In the meantime, it is “business as usual” for the firm’s regional shopping centres, which also include the Manchester Arndale Centre, a spokesperson for Intu told Place North West.
“[Intu] is engaging with stakeholders in the coming weeks to determine the best way forward”, the spokesperson said, after the company said it almost doubled its losses in the year to 31 December 2019.
Intu has previously said it is exploring options to fix its balance sheet and pay down £4.5bn in debt, including the possible disposal or part-disposal of some of its assets, including in the UK and Spain.
However, the spokesperson said “there will be no immediate sale of assets. Any disposal will be done in an orderly way to maximise value for stakeholders.
“There is no guidance on timing of any potential part sale or disposals of centres. Intu has said that this is one of a number of options it has to raise liquidity and has received a number of proposals from investors interested in investing in its assets.”
Asked about the potential impact on Intu’s North West assets including the Trafford Centre and Manchester Arndale, which it co-owns with M&G Real Estate, the spokesperson said “it’s business as usual”.
Last week, Intu was forced to abandon its £1bn equity raise last week due to lack of interest among shareholders and prospective investors.

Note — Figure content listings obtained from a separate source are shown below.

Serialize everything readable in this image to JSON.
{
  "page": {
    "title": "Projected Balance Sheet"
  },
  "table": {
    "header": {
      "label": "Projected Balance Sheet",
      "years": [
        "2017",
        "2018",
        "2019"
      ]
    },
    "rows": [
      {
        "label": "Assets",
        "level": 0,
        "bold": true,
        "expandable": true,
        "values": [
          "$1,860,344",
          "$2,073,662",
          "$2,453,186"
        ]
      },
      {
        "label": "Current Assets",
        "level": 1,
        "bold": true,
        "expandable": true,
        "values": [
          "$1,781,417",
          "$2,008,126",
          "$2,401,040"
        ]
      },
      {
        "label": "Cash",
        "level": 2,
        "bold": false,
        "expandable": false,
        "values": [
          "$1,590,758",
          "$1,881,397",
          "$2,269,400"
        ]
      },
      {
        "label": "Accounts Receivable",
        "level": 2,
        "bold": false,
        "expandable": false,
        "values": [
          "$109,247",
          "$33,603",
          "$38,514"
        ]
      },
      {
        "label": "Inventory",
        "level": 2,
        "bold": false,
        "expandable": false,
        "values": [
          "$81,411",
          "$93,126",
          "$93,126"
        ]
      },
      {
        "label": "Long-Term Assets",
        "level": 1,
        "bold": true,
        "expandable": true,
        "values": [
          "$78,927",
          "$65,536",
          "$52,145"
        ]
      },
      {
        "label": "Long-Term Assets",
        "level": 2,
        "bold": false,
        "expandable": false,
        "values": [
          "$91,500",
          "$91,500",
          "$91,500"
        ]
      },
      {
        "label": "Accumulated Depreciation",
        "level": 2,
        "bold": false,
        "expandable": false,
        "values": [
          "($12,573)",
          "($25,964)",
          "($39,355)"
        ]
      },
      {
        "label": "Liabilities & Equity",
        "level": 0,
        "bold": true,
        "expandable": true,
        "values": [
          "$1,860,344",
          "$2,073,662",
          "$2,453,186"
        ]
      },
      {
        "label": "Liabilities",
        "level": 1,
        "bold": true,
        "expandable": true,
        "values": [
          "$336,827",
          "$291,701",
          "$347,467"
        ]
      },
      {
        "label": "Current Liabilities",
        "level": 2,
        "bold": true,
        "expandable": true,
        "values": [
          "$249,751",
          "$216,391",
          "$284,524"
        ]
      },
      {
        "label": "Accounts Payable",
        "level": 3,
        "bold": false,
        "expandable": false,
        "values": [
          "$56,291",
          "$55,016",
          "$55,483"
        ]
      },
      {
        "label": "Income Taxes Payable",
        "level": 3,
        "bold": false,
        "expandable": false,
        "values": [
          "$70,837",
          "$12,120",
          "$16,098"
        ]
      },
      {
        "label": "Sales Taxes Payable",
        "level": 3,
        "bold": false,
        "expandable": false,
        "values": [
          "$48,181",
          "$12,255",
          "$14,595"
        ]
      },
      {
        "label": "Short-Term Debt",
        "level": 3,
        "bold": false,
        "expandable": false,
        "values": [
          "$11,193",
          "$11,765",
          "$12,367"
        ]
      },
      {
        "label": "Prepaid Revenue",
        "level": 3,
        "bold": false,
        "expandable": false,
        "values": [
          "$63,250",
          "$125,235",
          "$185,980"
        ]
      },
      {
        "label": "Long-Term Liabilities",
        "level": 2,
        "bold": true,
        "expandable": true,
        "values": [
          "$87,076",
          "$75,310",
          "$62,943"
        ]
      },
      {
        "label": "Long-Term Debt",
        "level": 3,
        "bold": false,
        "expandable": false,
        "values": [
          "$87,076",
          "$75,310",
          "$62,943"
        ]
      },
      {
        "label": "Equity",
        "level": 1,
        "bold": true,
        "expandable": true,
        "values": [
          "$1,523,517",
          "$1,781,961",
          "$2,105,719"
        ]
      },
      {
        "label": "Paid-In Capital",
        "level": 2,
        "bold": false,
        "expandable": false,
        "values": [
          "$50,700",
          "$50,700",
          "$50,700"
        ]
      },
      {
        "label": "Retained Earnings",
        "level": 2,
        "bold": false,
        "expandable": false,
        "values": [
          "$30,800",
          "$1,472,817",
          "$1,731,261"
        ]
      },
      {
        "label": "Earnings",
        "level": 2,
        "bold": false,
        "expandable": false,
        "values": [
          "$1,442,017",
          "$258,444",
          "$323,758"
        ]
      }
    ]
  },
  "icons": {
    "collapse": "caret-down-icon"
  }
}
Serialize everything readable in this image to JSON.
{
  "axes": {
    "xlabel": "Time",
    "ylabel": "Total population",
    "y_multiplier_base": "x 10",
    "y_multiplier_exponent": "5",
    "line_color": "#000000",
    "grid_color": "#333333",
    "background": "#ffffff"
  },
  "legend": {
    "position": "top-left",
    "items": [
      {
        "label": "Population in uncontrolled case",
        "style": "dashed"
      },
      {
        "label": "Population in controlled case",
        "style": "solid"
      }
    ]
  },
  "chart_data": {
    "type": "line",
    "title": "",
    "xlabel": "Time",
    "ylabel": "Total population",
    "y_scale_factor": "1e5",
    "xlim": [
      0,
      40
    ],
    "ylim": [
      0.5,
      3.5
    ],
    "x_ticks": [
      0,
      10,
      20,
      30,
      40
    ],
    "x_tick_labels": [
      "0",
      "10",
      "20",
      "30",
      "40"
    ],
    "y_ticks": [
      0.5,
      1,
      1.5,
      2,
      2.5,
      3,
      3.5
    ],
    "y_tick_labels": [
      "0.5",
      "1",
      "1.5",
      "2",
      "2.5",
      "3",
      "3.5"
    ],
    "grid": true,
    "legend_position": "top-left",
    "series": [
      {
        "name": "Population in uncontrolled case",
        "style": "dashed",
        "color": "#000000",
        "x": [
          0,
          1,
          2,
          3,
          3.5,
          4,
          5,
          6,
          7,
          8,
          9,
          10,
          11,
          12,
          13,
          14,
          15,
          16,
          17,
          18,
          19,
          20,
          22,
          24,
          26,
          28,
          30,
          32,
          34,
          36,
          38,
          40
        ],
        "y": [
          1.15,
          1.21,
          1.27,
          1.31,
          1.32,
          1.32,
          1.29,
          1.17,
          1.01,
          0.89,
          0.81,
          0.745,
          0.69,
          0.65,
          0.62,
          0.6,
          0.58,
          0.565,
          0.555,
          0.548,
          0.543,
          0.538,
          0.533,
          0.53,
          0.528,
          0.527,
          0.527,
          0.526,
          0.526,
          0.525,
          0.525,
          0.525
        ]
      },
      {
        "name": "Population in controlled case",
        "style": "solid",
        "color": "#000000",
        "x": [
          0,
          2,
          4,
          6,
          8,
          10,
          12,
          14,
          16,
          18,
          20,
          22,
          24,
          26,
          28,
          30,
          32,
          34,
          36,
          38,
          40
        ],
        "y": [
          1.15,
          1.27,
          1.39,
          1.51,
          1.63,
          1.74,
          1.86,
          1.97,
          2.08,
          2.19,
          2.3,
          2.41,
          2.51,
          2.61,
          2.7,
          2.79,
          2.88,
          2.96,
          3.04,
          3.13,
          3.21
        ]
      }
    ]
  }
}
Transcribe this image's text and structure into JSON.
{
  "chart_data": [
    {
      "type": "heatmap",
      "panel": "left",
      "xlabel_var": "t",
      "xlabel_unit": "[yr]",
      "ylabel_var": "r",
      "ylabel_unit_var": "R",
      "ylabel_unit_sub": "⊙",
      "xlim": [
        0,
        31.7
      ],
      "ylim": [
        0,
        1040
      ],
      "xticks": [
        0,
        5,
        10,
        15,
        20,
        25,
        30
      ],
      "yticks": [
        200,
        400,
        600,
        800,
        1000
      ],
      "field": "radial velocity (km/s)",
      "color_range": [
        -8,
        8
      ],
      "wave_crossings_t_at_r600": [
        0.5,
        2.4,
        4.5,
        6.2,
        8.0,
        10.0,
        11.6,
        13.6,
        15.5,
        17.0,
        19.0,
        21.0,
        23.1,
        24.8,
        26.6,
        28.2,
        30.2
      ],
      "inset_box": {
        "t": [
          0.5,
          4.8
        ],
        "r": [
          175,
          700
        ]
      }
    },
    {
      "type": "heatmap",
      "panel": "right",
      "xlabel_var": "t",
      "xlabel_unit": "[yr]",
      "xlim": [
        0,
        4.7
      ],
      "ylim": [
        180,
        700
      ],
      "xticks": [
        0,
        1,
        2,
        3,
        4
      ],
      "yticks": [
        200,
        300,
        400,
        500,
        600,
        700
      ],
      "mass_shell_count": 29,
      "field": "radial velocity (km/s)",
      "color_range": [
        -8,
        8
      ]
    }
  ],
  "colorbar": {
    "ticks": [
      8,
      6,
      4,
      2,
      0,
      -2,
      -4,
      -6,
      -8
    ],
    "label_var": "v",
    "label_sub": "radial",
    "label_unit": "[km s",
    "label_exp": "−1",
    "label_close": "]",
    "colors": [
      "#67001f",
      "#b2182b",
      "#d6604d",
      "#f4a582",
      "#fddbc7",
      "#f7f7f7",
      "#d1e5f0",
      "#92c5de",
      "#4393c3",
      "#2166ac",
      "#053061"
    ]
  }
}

Yesterday, Intu attributed the financial loss, which equated to an additional £848m over the 12 months to 31 December, predominantly to a revaluation of its property portfolio that resulted in a deficit of £1.9bn.
The spokesperson said the loss was “driven by continued negative investor sentiment towards retail and retail real estate. Property valuations are disconnected from the operational performance of the business, which remains robust in a challenging market.”
Since the beginning of 2019, Intu has disposed of £600m of assets, the spokesperson added, which has been used to help pay down some of the company’s debt.
Intu reported a 6% drop in revenues to £542m for the full-year 2019, attributed to retail store closures and administrations.
In a statement to Place North West following publication of the latest financial results, Intu chief executive Matthew Roberts said: “Fixing Intu’s balance sheet is our number one strategic priority. We are currently engaged with our lenders and other stakeholders to discuss a range of options available to provide further liquidity for the business.
“We have immediately available cash and facilities of £200m and are not in breach of any debt covenants.
“We have the best portfolio of shopping centre assets across the UK and have reported a strong operational performance despite a challenging market. I remain confident in the future of our business and our ability to face these challenging conditions head on.”